Although men of Jewish descent were involved from
before the advent of Jan van Riebeeck in the establishment of the country,
which was eventually to become the Republic of South Africa, this was not known
by either the Jewish immigrants who had found a new home in the platteland
during the nineteenth and twentieth centuries or by the Afrikaners amongst whom
they settled.
However, as early as the turn of the 19th century,
Jewish traders were visiting the North West Cape and bartering consumer goods
for farm produce and money. But the first Jewish shopkeeper to be chronicled by
name was a German immigrant, Louis Heilbrunn, who, in 1843 established himself
in the hamlet 8 years before it was named “Calvinia”. It is believed that he
hired the premises belonging to two other German Jews named Goldsmidt and
Sussholtz. Heilbrunn was joined by another German Jew, Gustave Wetzler and
their partnership business was in turn bought in 1863 by a fifth German Jew,
Louis Rosenblatt, when Heilbrunn retired to Cape Town after trading for 20
years in Calvinia.
The Calvinia Jewish congregation, one of the earliest
and most influential in the Cape hinterland, played a significant part in the
development of and in putting this enormous district, which was more than twice
the size of modern-day Israel, on the South African map. And Louis Rosenblatt
was one of the hardy pioneers whose family saga in Calvinia involved three
generations over an unbroken 106 years, possibly the longest of any Jewish
family in a South African rural community. The firm which had in the course of
its existence been named L. Rosenblatt and Co, after a partnership including
two other family names, Hammerschlag and Sanders, was formed.

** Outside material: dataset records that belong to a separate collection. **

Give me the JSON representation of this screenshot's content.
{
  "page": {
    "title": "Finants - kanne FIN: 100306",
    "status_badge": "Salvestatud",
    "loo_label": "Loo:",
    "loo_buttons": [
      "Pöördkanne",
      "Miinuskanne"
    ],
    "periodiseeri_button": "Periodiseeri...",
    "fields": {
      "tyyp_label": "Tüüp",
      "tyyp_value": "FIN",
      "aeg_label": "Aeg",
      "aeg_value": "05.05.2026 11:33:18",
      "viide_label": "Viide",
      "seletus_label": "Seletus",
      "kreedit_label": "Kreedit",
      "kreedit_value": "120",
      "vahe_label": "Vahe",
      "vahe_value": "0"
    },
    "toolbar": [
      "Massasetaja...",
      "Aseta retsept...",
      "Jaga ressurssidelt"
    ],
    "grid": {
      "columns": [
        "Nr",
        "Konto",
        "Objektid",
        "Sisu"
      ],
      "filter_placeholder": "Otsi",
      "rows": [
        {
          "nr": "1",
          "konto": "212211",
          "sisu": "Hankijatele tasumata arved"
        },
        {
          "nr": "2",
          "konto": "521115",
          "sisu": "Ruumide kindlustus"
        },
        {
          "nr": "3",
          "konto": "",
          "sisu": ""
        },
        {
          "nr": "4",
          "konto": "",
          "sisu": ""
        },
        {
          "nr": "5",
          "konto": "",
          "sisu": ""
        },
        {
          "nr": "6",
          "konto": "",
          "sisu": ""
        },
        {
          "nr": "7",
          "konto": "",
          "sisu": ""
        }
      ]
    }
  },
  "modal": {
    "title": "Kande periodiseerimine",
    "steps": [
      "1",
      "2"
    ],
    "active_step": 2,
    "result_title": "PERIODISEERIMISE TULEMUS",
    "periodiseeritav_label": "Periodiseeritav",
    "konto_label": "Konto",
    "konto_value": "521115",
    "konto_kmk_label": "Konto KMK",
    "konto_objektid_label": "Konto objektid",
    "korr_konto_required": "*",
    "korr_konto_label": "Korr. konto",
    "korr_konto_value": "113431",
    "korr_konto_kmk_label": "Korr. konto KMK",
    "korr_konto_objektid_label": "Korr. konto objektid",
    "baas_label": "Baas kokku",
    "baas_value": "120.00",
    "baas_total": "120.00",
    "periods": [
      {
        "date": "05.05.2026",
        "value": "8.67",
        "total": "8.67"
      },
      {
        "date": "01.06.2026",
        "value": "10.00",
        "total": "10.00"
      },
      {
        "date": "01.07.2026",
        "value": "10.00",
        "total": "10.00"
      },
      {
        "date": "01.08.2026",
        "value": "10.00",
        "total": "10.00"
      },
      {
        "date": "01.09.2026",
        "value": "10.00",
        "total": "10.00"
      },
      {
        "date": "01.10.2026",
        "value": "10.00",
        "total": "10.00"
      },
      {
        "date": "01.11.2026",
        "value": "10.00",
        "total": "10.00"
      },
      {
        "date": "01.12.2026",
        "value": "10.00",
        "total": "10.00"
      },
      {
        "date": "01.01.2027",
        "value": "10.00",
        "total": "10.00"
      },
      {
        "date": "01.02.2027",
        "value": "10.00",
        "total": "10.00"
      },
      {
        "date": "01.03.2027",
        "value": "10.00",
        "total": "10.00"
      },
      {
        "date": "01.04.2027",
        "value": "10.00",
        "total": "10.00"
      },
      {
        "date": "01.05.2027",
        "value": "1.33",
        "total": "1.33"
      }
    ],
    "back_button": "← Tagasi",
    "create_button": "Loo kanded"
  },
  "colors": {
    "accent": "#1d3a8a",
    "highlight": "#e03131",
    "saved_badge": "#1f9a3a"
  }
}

These three families were cultured leaders, who gave
of themselves in virtually all spheres of activity. Max Rosenblatt, grandson of
Louis, one of the town's most popular residents, was also to be one of the last
of its once large, flourishing Jewish community. When he liquidated the family
business and left in 1969 aged 82, he was in fact the oldest male resident who
had been born in Calvinia.
The history of the Jewish congregation which existed
in Calvinia for over 150 years also had its ups and downs. Few in numbers and
spread throughout the vast district, they managed somehow to maintain their
allegiances to the faith of their biblical ancestors without the aid of a
minister and the use of a synagogue. However, as most of the men had learned
Hebrew and to read or chant all the traditional prayers while still in school
in either Germany or Lithuania (home of the later immigrants), one of them would
usually volunteer to lead a service in a private home whenever a “minyan” (10
or more men) was able to gather on the Sabbath or Holy days.
Although there was as yet no Rabbi or Minister it is
known that there had already in 1905 been a “shochet” (man trained to slaughter
animals according the laws of Kashrut) serving the community. This came about
as Sara Levine, fiancé of my father had agreed to leave Liverpool to settle in
Calvinia as his wife on the condition that she would be able to maintain a
kosher home and eat kosher meat. My father and his friends with great
difficulty, found and engaged a “shochet”.
In 1904, the Jewish leaders, M Rosenblatt, D Sack and L Helfet arranged a meeting of their co-religionists to establish the Calvinia Hebrew Congregation. There were 47 members by 1916 and by the early 1920's the community numbered over 100 souls and was to flourish as a comparatively large and influential group until after World War II in the 1940's. The rise of the Grey Shirt Nazi sympathetic movement in the district was the major cause of Jewish flight from the town at that time.